I would like to serve the built (using npm run build
) static React app from my Flask server. Building the React app leads to the following directory structure:
- build
- static
- css
- style.[crypto].css
- style.[crypto].css.map
- js
- main.[crypto].js
- main.[crypto].js.map
- index.html
- service-worker.js
- [more meta files]
By [crypto]
, I mean the randomly generated strings generated at build time.
Having received the index.html
file, the browser then makes the following requests:
- GET /static/css/main.[crypto].css
- GET /static/css/main.[crypto].css
- GET /service-worker.js
How should I serve these files? I came up with this:
from flask import Blueprint, send_from_directory
static = Blueprint('static', __name__)
@static.route('/')
def serve_static_index():
return send_from_directory('../client/build/', 'index.html')
@static.route('/static/<path:path>') # serve whatever the client requested in the static folder
def serve_static(path):
return send_from_directory('../client/build/static/', path)
@static.route('/service-worker.js')
def serve_worker():
return send_from_directory('../client/build/', 'service-worker.js')
This way, the static assets are successfully served.
On the other hand, I could incorporate this with the built-in Flask static utilities. But I do not understand how to configure this.
Is my solution robust enough? Is there a way to use built-in Flask features to serve these assets?

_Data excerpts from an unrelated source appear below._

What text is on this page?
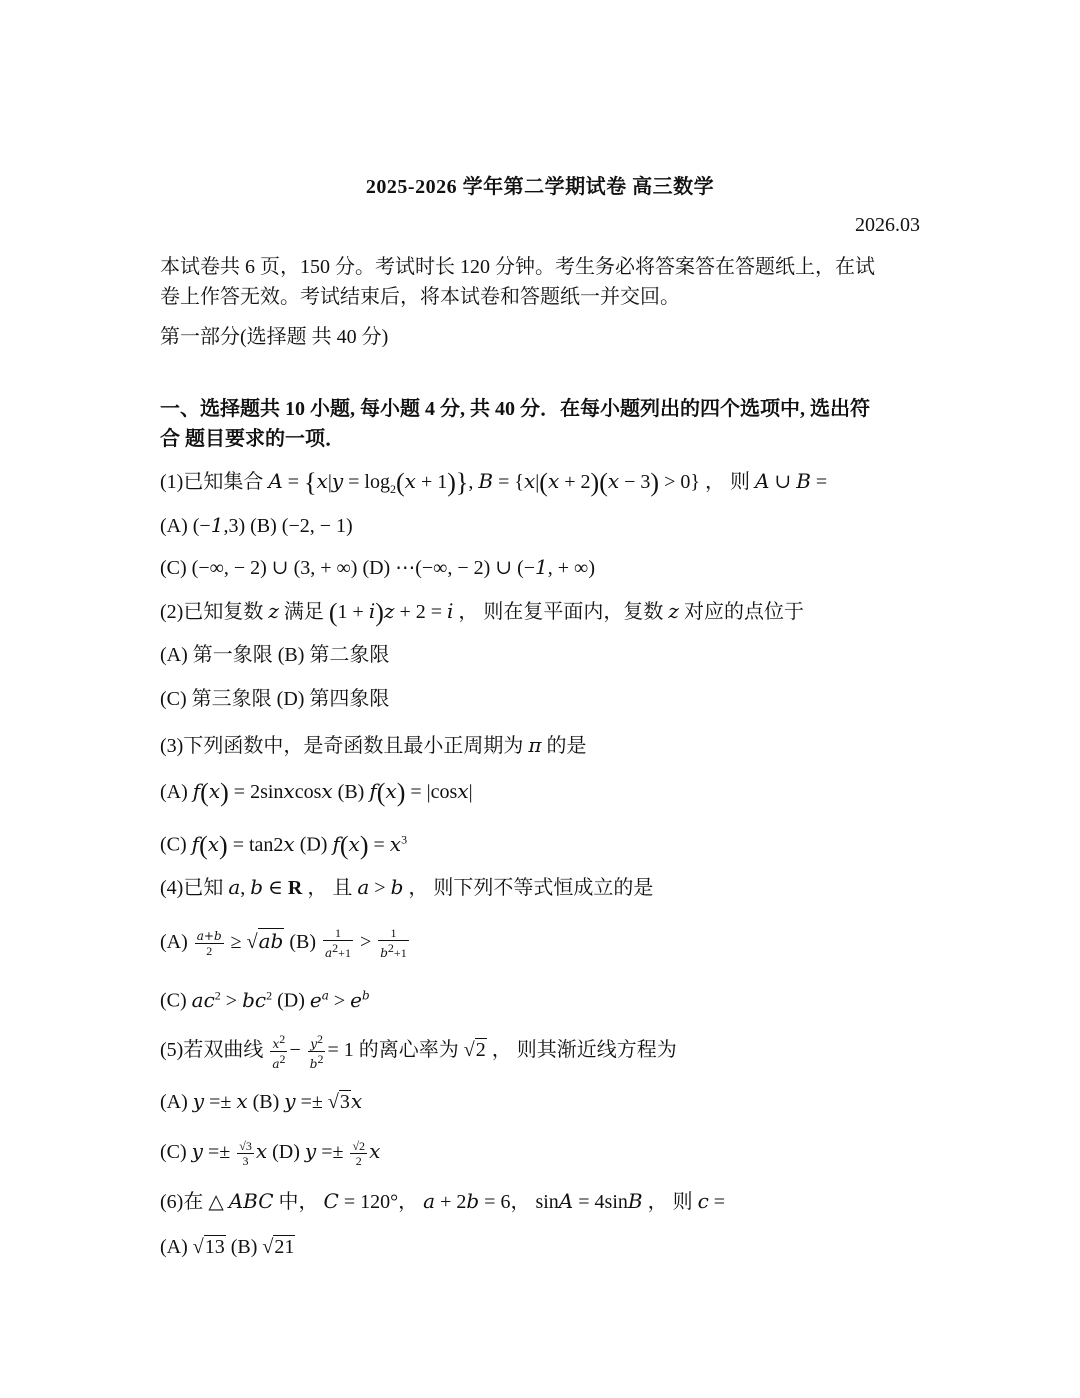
2025-2026 学年第二学期试卷 高三数学
2026.03
本试卷共 6 页，150 分。考试时长 120 分钟。考生务必将答案答在答题纸上，在试
卷上作答无效。考试结束后，将本试卷和答题纸一并交回。
第一部分(选择题 共 40 分)
一、选择题共 10 小题, 每小题 4 分, 共 40 分．在每小题列出的四个选项中, 选出符
合 题目要求的一项．
(1)已知集合 $A = \{x|y = \log_2(x + 1)\}$, B = {x|(x + 2)(x − 3) > 0} ， 则 A ∪ B =
(A) (−1,3) (B) (−2, − 1)
(C) (−∞, − 2) ∪ (3, + ∞) (D) ⋯(−∞, − 2) ∪ (−1, + ∞)
(2)已知复数 z 满足 (1 + i)z + 2 = i ， 则在复平面内，复数 z 对应的点位于
(A) 第一象限 (B) 第二象限
(C) 第三象限 (D) 第四象限
(3)下列函数中，是奇函数且最小正周期为 π 的是
(A) f(x) = 2sinxcosx (B) f(x) = |cosx|
(C) f(x) = tan2x (D) $f(x) = x^3$
(4)已知 a, b ∈ R ， 且 a > b ， 则下列不等式恒成立的是
$(A) \frac{a+b}{2} \ge √ab$ $(B) \frac{1}{a^2+1} > \frac{1}{b^2+1}$
(C) $ac^2 > bc^2$ (D) $e^a > e^b$
(5)若双曲线 $\frac{x^2}{a^2} - \frac{y^2}{b^2} = 1$ 的离心率为 √2 ， 则其渐近线方程为
(A) y =± x (B) y =± √3x
(C) $y =\pm \frac{√3}{3}$ x (D) $y =\pm \frac{√2}{2}$ x
(6)在 △ ABC 中， C = 120°， a + 2b = 6， sinA = 4sinB ， 则 c =
(A) √13 (B) √21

Is there a better way to use create-react-app?
import os
from flask import Flask, send_from_directory
app = Flask(__name__, static_folder='react_app/build')
# Serve React App
@app.route('/', defaults={'path': ''})
@app.route('/<path:path>')
def serve(path):
if path != "" and os.path.exists(app.static_folder + '/' + path):
return send_from_directory(app.static_folder, path)
else:
return send_from_directory(app.static_folder, 'index.html')
if __name__ == '__main__':
app.run(use_reloader=True, port=5000, threaded=True)
Thats what I ended up with. So bascially catch all routes, test if the path is a file => send file => else send the index.html. That way you can reload the react app from any route you wish and it does not break.